Setting up Starfish at TACC for the astro hack day

The UT Austin Astronomy Department graduate students and postdocs held their first hack day on Friday January 16, 2015. A blog post about it is here. This post goes into some more detail on my own hack which was aimed at deriving physical properties of stars from their near infrared spectra.

Andy Mann, and Kevin Gullikson, and I worked on implementing robust inference of IGRINS infrared stellar spectra with the new Starfish code. The first challenge was package management. Migrating to Python 3.3 was made easy with anaconda, but none of us had Julia installed on our laptops, and our HDF5 inexperience was a barrier. We spent a while navigating the Starfish dependencies and examples, and patching hard-code. The main challenge was setting up the stellar model grids with HDF5.

Our effort culminated in a Skype call with the author of the code, Ian Czekala. Ian was appreciative that we were testing out his code, and we were jazzed to get insight straight from the source. We talked about his paper, the code, and future improvements. We realized many of the existing issues would prevent us from running the code by the end of the hack day, but we started a useful dialog and potential collaboration. One major accomplishment of the Skype call was that we realized we would definitely need access to a high performance compute cluster to run the code on the dozens of IGRINS echelle orders. I had already got IGRINS PI Dan Jaffe to request a start up allowance of 50,000 SU’s on Wrangler from the Texas Advanced Computing Center (TACC). The request was approved in mere hours, and we started to configure the dependencies and navigate the Wrangler tech support. For instance, Python 3.3 is not currently supported on Wrangler, but the anaconda Python distribution comes with MKL optimizations. Was this satisfactory to leverage the novel capabilities of the DSSDs? Is this computing project IO bound? Should we simply use an alternative HPC system instead? A few days after the hack day I wrote a memo to TACC to explain the project needs.

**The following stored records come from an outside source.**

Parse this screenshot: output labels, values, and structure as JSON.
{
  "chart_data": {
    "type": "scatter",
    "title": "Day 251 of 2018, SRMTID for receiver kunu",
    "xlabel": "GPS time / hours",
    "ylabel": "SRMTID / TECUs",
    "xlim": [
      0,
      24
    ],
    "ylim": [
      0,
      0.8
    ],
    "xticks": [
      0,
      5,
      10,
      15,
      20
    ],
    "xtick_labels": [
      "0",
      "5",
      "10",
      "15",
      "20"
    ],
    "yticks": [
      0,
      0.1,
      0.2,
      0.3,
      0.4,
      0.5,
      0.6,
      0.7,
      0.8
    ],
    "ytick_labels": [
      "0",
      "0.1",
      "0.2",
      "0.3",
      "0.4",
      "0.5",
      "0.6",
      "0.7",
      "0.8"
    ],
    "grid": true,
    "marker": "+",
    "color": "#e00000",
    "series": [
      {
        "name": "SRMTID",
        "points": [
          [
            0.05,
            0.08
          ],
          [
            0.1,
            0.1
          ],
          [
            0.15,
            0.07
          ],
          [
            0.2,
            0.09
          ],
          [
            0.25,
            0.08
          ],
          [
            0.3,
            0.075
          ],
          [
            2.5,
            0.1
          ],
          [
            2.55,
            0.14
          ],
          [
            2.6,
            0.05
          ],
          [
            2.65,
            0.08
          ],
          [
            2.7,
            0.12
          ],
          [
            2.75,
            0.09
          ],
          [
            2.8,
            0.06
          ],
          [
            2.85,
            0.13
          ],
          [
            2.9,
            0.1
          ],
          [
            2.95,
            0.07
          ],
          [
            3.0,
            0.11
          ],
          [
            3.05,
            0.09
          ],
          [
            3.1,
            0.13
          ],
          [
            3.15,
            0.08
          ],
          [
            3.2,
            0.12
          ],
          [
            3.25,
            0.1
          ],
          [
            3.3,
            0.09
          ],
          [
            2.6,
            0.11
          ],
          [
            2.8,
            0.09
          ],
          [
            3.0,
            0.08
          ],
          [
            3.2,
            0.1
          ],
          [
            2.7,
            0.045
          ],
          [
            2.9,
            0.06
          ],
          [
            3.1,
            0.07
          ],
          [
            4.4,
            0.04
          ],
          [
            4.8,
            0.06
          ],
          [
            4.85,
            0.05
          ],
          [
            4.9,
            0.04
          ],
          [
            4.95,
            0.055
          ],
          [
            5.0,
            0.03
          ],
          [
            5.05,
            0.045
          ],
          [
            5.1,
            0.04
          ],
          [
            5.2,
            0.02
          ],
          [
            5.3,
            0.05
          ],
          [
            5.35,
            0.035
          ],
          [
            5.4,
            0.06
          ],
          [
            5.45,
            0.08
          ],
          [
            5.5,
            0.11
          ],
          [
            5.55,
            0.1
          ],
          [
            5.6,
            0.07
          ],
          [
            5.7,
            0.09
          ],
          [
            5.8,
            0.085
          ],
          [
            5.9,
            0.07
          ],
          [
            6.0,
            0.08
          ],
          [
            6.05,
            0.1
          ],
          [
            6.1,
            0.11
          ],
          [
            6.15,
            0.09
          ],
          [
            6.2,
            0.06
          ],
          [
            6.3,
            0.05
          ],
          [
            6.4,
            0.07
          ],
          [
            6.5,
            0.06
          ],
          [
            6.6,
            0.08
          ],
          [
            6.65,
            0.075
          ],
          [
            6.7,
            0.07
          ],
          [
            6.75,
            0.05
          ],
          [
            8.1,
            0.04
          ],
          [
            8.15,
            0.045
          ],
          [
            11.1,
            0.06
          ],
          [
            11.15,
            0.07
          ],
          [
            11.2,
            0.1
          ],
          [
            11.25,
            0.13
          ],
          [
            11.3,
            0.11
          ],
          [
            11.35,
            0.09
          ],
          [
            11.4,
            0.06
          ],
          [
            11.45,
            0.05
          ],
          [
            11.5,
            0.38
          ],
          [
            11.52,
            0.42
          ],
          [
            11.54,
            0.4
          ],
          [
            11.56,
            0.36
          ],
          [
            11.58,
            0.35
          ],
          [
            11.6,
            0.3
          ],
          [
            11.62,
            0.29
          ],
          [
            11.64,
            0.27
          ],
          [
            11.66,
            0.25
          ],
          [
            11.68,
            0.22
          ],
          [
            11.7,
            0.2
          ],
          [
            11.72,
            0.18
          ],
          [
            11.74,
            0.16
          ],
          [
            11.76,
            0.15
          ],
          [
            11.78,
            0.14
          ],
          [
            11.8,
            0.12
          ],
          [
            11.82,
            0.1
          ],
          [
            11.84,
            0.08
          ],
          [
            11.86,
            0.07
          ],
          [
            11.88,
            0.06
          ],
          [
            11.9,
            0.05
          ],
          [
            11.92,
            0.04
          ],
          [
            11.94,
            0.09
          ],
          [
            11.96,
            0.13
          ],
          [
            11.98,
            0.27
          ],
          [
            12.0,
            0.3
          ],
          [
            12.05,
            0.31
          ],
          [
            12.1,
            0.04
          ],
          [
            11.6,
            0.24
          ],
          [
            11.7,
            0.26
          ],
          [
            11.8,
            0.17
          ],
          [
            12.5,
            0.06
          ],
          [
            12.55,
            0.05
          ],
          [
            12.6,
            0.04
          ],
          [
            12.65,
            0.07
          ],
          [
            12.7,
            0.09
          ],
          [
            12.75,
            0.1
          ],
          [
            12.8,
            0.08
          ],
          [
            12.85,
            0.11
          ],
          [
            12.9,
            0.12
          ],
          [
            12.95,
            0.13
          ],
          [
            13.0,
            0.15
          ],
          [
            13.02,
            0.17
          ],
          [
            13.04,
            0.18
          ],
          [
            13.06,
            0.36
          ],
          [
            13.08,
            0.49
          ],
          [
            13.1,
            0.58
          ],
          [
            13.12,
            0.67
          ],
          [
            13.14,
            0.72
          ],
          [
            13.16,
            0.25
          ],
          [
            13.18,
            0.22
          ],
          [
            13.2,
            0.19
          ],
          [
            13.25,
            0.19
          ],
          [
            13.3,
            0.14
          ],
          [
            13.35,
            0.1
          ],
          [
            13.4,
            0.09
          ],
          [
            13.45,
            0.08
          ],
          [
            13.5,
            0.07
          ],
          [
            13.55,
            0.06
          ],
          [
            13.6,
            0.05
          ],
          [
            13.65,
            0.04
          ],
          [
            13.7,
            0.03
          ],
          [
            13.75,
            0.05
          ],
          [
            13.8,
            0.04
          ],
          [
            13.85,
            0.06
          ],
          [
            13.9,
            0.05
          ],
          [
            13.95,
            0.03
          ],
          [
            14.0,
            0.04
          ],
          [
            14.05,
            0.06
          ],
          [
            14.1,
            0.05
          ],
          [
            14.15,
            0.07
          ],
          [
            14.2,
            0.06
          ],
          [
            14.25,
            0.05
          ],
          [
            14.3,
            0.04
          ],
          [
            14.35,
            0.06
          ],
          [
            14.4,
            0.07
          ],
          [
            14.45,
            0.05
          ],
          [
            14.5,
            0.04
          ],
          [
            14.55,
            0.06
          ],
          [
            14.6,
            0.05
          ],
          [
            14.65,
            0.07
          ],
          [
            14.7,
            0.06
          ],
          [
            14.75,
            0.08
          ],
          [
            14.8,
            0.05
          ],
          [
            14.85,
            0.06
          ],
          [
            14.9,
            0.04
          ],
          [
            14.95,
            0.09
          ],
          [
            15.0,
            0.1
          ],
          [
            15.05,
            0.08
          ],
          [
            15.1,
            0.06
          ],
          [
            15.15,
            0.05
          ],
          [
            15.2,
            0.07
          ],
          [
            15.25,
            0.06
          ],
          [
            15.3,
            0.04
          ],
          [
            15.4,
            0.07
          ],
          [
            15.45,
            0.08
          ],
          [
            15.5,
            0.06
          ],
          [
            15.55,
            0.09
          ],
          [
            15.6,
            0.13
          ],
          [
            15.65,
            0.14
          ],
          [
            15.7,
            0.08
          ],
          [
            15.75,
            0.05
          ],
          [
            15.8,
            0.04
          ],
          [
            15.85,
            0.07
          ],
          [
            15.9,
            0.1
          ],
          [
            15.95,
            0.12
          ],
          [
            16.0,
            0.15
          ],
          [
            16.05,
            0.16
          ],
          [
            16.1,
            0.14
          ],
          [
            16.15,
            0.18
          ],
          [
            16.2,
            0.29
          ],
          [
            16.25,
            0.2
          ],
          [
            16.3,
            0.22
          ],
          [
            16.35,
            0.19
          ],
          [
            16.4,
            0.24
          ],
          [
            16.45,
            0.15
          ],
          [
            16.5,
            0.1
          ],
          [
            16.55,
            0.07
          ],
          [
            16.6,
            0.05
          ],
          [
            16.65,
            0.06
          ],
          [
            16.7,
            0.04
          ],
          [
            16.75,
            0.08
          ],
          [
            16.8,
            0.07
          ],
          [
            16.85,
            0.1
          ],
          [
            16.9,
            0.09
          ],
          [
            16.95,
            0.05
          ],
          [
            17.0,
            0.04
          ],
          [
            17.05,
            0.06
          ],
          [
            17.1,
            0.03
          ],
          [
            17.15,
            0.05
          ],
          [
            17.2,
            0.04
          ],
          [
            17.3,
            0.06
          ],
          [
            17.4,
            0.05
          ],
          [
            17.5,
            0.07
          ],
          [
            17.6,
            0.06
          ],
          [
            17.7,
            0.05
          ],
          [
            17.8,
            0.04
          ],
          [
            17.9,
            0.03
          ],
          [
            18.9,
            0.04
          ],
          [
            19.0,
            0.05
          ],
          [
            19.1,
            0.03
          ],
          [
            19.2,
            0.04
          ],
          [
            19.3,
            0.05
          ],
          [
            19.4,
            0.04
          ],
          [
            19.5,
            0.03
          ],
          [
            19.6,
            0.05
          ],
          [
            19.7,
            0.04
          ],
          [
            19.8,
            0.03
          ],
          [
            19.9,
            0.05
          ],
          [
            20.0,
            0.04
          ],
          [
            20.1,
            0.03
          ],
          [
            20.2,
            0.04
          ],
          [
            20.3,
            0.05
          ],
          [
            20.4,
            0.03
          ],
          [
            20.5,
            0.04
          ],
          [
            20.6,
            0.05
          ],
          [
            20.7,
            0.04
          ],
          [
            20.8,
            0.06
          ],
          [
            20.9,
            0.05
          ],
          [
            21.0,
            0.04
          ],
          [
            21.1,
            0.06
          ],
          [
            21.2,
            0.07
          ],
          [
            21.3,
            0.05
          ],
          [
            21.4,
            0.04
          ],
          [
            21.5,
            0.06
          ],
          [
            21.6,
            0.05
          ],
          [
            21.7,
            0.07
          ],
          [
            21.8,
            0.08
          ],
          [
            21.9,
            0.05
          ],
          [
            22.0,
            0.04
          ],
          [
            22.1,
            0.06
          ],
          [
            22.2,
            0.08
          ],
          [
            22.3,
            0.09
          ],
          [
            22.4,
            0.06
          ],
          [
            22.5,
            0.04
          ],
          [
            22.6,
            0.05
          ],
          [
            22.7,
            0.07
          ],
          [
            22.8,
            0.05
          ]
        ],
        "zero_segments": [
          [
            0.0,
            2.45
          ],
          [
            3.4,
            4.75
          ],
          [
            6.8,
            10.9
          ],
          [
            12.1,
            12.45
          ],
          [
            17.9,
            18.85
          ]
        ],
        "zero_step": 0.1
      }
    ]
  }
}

Overall one main takeaway from the hack day was how easy it was to get TACC approval for a Startup Allocation. At the end of the hack day I showed the other participants how to do it, and several did! This is a good thing for two reasons. One we want to train our students in the cutting edge of distributed data analytics, which will be ubiquitous in our field in the next decade, and is already ubiquitous in industry. Second, the low barrier to entry makes it possible to be more experimental with TACC, especially early on when you don’t know what you’re doing. It might seem counterintuitive to let grad students loose on a super computer. But the benefit is that getting on the supercomputer early makes it easier to iterate on development and deployment both locally (laptop) and remotely (TACC). This strategy can alleviate dependency hell, and establish communication with TACC early in the project cycle. Aaron Smith (UTexas Astronomy) reached out to the astro data group on the prospect of giving a GSPS talk on his experience with exactly this strategy for HPC at TACC- I urged him to.